Parallèlement à la forte croissance démographique, la grande pauvreté dans les campagnes a poussé des centaines de milliers d’Haïtiens à venir habiter dans les villes au fil des ans. La plupart ont construit leurs maisons dans des quartiers précaires, sur des sites dangereux en cas de fortes pluies ou de tremblement de terre. Ainsi Port-au-Prince comptait de nombreux quartiers défavorisés comme Martissant (300 000 habitants) ou Cité Soleil (300 000 habitants), à flanc de montagne ou en bord de mer.

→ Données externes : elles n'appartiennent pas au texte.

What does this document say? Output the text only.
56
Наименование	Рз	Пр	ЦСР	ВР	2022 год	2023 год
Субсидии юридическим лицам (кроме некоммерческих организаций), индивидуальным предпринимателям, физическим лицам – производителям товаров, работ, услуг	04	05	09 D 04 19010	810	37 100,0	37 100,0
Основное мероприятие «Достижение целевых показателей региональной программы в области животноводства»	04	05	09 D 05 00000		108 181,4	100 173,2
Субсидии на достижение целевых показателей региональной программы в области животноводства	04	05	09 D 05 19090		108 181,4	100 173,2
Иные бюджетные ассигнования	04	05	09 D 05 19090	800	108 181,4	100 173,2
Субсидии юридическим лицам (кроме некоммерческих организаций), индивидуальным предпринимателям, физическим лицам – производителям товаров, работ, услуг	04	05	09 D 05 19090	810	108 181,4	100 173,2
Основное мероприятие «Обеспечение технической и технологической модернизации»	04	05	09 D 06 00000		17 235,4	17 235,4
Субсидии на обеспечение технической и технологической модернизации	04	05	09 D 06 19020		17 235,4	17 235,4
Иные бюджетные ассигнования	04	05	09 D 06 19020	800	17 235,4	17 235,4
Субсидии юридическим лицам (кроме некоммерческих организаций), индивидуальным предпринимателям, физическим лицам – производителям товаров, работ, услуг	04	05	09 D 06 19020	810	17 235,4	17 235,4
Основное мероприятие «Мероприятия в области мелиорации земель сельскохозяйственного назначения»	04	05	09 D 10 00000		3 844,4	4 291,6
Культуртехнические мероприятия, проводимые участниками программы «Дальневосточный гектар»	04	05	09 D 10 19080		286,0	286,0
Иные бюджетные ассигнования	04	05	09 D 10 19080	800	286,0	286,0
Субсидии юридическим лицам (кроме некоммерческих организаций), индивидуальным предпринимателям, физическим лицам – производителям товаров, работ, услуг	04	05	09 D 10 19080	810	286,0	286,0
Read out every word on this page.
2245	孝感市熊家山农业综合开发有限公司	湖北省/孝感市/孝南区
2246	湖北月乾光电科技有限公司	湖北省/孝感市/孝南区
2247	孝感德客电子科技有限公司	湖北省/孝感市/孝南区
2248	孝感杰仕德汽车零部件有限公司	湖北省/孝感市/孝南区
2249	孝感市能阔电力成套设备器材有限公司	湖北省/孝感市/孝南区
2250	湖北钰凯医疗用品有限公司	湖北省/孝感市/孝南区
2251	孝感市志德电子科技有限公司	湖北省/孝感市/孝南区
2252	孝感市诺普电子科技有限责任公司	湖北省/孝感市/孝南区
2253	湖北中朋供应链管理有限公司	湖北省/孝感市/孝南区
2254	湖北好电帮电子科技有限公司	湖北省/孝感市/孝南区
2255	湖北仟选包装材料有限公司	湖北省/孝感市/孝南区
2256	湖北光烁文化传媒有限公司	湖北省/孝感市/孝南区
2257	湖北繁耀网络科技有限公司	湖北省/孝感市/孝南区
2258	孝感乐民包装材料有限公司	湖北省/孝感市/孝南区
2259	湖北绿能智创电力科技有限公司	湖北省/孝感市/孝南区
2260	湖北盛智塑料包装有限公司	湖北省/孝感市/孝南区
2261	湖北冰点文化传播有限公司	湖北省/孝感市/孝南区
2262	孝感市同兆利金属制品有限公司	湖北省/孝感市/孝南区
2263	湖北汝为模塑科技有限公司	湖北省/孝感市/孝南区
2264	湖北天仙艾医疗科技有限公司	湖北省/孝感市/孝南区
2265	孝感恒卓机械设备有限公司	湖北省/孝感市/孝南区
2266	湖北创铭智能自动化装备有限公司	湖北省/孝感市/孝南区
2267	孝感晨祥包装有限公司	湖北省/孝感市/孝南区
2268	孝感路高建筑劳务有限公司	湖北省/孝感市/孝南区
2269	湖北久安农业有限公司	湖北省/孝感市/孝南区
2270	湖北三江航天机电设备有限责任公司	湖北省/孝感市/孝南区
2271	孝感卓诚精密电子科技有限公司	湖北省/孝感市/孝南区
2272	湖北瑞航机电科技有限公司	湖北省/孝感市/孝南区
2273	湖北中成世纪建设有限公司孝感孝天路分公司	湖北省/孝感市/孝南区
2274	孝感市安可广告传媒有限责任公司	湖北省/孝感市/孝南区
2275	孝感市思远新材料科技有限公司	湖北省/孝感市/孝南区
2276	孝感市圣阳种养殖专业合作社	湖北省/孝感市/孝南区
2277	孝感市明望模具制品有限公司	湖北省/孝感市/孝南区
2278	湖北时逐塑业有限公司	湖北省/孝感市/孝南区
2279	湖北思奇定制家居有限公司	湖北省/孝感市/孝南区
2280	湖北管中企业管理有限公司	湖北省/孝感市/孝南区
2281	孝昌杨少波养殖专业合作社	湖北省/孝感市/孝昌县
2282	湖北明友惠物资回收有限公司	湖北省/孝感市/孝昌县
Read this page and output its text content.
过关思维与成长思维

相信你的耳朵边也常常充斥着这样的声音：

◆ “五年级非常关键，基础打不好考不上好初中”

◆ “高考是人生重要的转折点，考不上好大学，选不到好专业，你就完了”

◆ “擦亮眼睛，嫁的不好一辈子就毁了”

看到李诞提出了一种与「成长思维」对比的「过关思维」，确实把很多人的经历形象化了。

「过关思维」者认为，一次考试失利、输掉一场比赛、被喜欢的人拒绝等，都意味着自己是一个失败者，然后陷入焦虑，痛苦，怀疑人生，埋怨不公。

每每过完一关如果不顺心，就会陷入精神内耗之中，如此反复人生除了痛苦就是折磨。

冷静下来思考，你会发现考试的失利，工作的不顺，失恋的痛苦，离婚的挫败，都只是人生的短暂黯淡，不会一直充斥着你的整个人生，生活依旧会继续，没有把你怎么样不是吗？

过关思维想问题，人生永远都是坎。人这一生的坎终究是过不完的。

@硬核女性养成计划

Les institutions publiques étaient déjà très faibles et les services d’urbanisme inexistants ou impuissants, faute de ressources humaines, de volonté politique et de finances. Même les quartiers plus anciens – comme le centre ville – ou plus favorisés ne bénéficiaient pas toujours des services urbains les plus indispensables.
Suite au tremblement de terre, d’immenses défis se posent aujourd’hui pour les villes haïtiennes et Port-au-Prince dont :
- Plus de 2,5 millions d’habitants dans la capitale
- 40% des habitations détruites et 50% inhabitables
- Le début de la saison des pluies dès mars
- Les risques de nouveaux séismes
- L’absence de matériaux et le peu de ressources humaines qualifiées.
Quartiers pour Haïti se propose de participer activement à l’élaboration de solutions rapides et adaptées au terrain, en coordination avec l’ensemble des participants de la reconstruction d’Haïti.